La surveillance des contaminants dans la faune est particulièrement importante pour ceux qui dépendent de la nourriture locale. L’utilisation de ces outils peut aider à informer les habitants de l’Arctique si les animaux dont ils dépendent ont été exposés à des contaminants.

Ils peuvent être utilisés comme intervention d’urgence en cas de déversement d’hydrocarbures. Le pétrole peut persister longtemps après que les équipes de nettoyage ont retiré le pétrole visible de l’environnement.
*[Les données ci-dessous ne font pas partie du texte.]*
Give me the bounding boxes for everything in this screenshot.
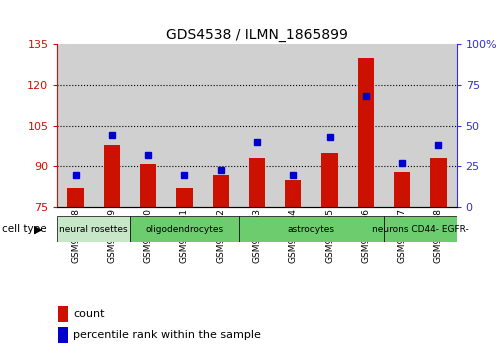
Bar	[67, 188, 84, 207]
Text: oligodendrocytes: oligodendrocytes	[145, 225, 224, 234]
Bar	[166, 44, 203, 207]
Bar	[384, 216, 457, 242]
Text: count: count	[73, 309, 105, 319]
Bar	[285, 180, 301, 207]
Bar	[394, 172, 410, 207]
Bar	[249, 158, 265, 207]
Text: cell type: cell type	[2, 224, 47, 234]
Bar	[58, 306, 68, 321]
Bar	[348, 44, 384, 207]
Title: GDS4538 / ILMN_1865899: GDS4538 / ILMN_1865899	[166, 28, 348, 42]
Bar	[57, 216, 130, 242]
Bar	[213, 175, 229, 207]
Bar	[130, 216, 239, 242]
Text: ▶: ▶	[34, 224, 42, 234]
Bar	[384, 44, 420, 207]
Bar	[94, 44, 130, 207]
Text: astrocytes: astrocytes	[288, 225, 335, 234]
Bar	[176, 188, 193, 207]
Bar	[130, 44, 166, 207]
Bar	[140, 164, 156, 207]
Bar	[57, 44, 94, 207]
Bar	[420, 44, 457, 207]
Bar	[275, 44, 311, 207]
Bar	[311, 44, 348, 207]
Bar	[203, 44, 239, 207]
Text: neurons CD44- EGFR-: neurons CD44- EGFR-	[372, 225, 469, 234]
Bar	[58, 327, 68, 343]
Bar	[321, 153, 338, 207]
Bar	[239, 216, 384, 242]
Bar	[430, 158, 447, 207]
Bar	[358, 58, 374, 207]
Text: percentile rank within the sample: percentile rank within the sample	[73, 330, 261, 341]
Text: neural rosettes: neural rosettes	[59, 225, 128, 234]
Bar	[239, 44, 275, 207]
Bar	[104, 145, 120, 207]
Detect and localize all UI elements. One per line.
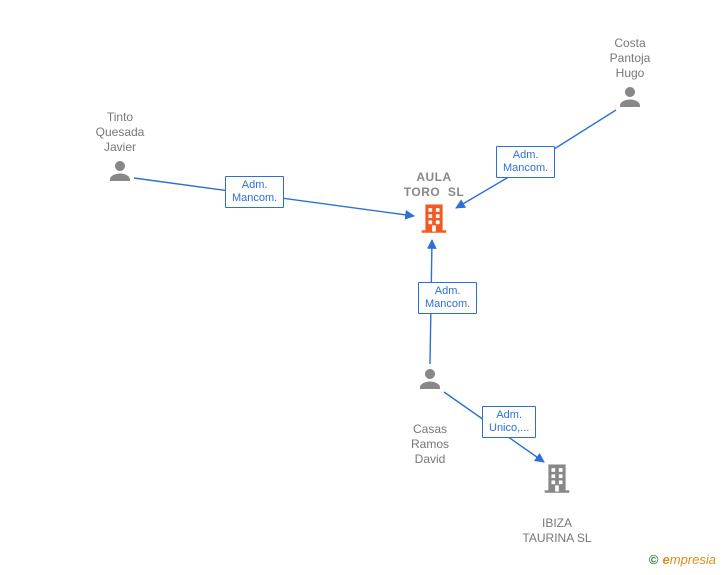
- network-diagram: Tinto Quesada Javier Costa Pantoja Hugo AU…: [0, 0, 728, 575]
- node-label-tinto: Tinto Quesada Javier: [60, 110, 180, 155]
- edge-label-costa-aula: Adm. Mancom.: [496, 146, 555, 178]
- node-tinto[interactable]: Tinto Quesada Javier: [70, 156, 170, 186]
- node-label-costa: Costa Pantoja Hugo: [570, 36, 690, 81]
- edge-label-casas-ibiza: Adm. Unico,...: [482, 406, 536, 438]
- building-icon: [507, 462, 607, 494]
- node-costa[interactable]: Costa Pantoja Hugo: [580, 82, 680, 112]
- footer: © empresia: [649, 552, 716, 567]
- building-icon: [384, 202, 484, 234]
- node-casas[interactable]: Casas Ramos David: [380, 364, 480, 394]
- edge-label-casas-aula: Adm. Mancom.: [418, 282, 477, 314]
- node-label-ibiza: IBIZA TAURINA SL: [497, 516, 617, 546]
- node-aula[interactable]: AULA TORO SL: [384, 202, 484, 234]
- copyright-symbol: ©: [649, 552, 659, 567]
- person-icon: [70, 156, 170, 186]
- brand-name: empresia: [663, 552, 716, 567]
- person-icon: [380, 364, 480, 394]
- edge-label-tinto-aula: Adm. Mancom.: [225, 176, 284, 208]
- person-icon: [580, 82, 680, 112]
- node-ibiza[interactable]: IBIZA TAURINA SL: [507, 462, 607, 494]
- node-label-aula: AULA TORO SL: [374, 170, 494, 200]
- node-label-casas: Casas Ramos David: [370, 422, 490, 467]
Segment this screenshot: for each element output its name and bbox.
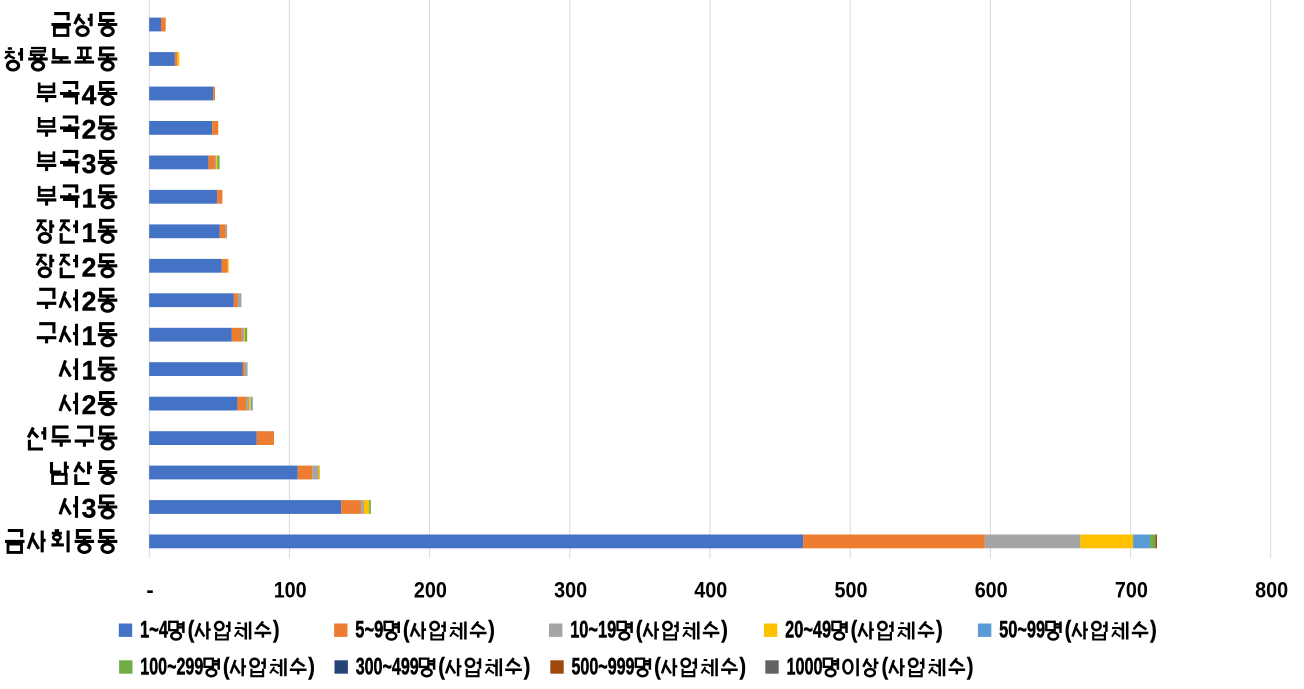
svg-text:): ) — [1150, 617, 1157, 644]
svg-text:800: 800 — [1255, 578, 1288, 603]
svg-text:(: ( — [438, 653, 445, 680]
svg-text:700: 700 — [1115, 578, 1148, 603]
svg-text:-: - — [146, 578, 153, 603]
svg-text:): ) — [308, 653, 315, 680]
svg-text:1~4: 1~4 — [140, 617, 168, 644]
svg-text:1000: 1000 — [787, 653, 823, 680]
svg-text:): ) — [740, 653, 747, 680]
svg-text:100~299: 100~299 — [140, 653, 203, 680]
svg-text:1: 1 — [82, 218, 97, 248]
svg-text:3: 3 — [82, 494, 97, 524]
svg-text:2: 2 — [82, 252, 97, 282]
svg-text:5~9: 5~9 — [355, 617, 383, 644]
svg-text:2: 2 — [82, 114, 97, 144]
svg-text:500~999: 500~999 — [572, 653, 635, 680]
svg-text:400: 400 — [694, 578, 727, 603]
svg-text:(: ( — [636, 617, 643, 644]
svg-text:(: ( — [188, 617, 195, 644]
svg-text:2: 2 — [82, 390, 97, 420]
svg-text:): ) — [524, 653, 531, 680]
svg-text:1: 1 — [82, 356, 97, 386]
svg-text:10~19: 10~19 — [570, 617, 616, 644]
svg-text:(: ( — [223, 653, 230, 680]
svg-text:(: ( — [654, 653, 661, 680]
svg-text:(: ( — [403, 617, 410, 644]
svg-text:1: 1 — [82, 321, 97, 351]
svg-text:): ) — [967, 653, 974, 680]
svg-text:1: 1 — [82, 183, 97, 213]
svg-text:300: 300 — [554, 578, 587, 603]
svg-text:600: 600 — [975, 578, 1008, 603]
svg-text:2: 2 — [82, 287, 97, 317]
svg-text:500: 500 — [835, 578, 868, 603]
svg-text:(: ( — [851, 617, 858, 644]
svg-text:4: 4 — [82, 80, 97, 110]
svg-text:): ) — [721, 617, 728, 644]
svg-text:100: 100 — [274, 578, 307, 603]
svg-text:3: 3 — [82, 149, 97, 179]
svg-text:20~49: 20~49 — [785, 617, 831, 644]
svg-text:300~499: 300~499 — [356, 653, 419, 680]
svg-text:(: ( — [1065, 617, 1072, 644]
svg-text:): ) — [488, 617, 495, 644]
svg-text:): ) — [936, 617, 943, 644]
svg-text:50~99: 50~99 — [999, 617, 1045, 644]
svg-text:200: 200 — [414, 578, 447, 603]
svg-text:): ) — [273, 617, 280, 644]
svg-text:(: ( — [882, 653, 889, 680]
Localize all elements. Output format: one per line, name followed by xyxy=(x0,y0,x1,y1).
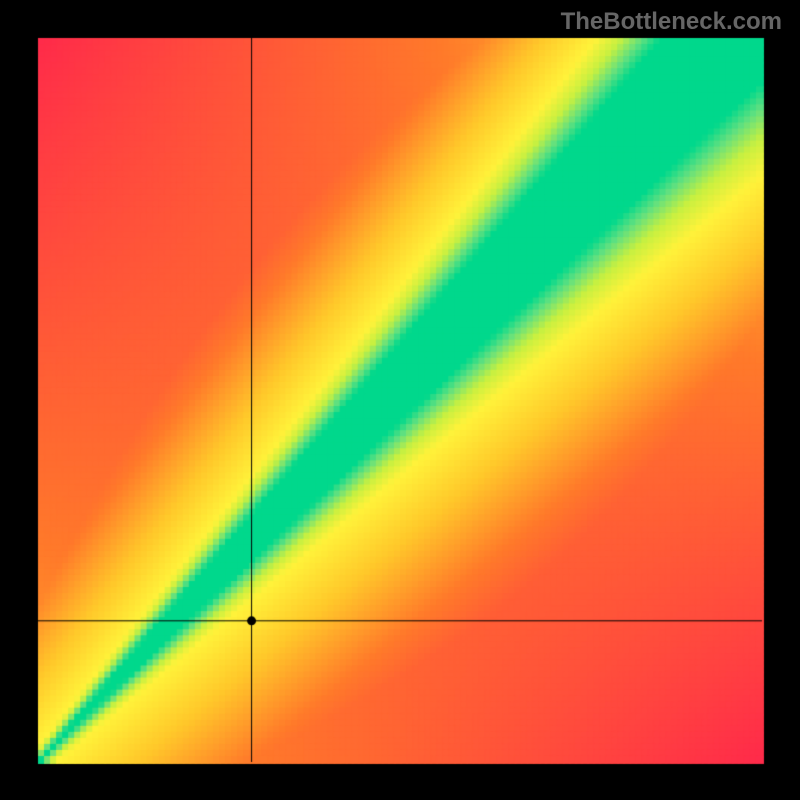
heatmap-canvas xyxy=(0,0,800,800)
chart-container: TheBottleneck.com xyxy=(0,0,800,800)
watermark-text: TheBottleneck.com xyxy=(561,8,782,36)
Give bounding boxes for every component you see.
Les ToxChips peuvent aider à comprendre si les oiseaux marins continuent d’être exposés à la pollution par les hydrocarbures.

Les gens utilisent des tuyaux à haute pression pour laver l'huile des rochers sur une plage.
Les composants toxiques et les produits chimiques libérés lors des déversements d’hydrocarbures peuvent rester dans l’environnement malgré les efforts de nettoyage.
(AP Photo/Rob Stapleton, Fichier)

Bien que l’outil soit encore en évolution, il a été développé pour deux espèces d’oiseaux de mer et est actuellement mis en pratique pour évaluer les changements d’expression génétique après un important déversement de pétrole et sur un ancien site militaire dont la contamination est connue.

Les projets ToxChip rendront les tests de contamination plus abordables, plus précis, plus rapides et moins dépendants des animaux de laboratoire. Cela pourrait aider à réduire les impacts de la pollution par les hydrocarbures sur les animaux à l’avenir.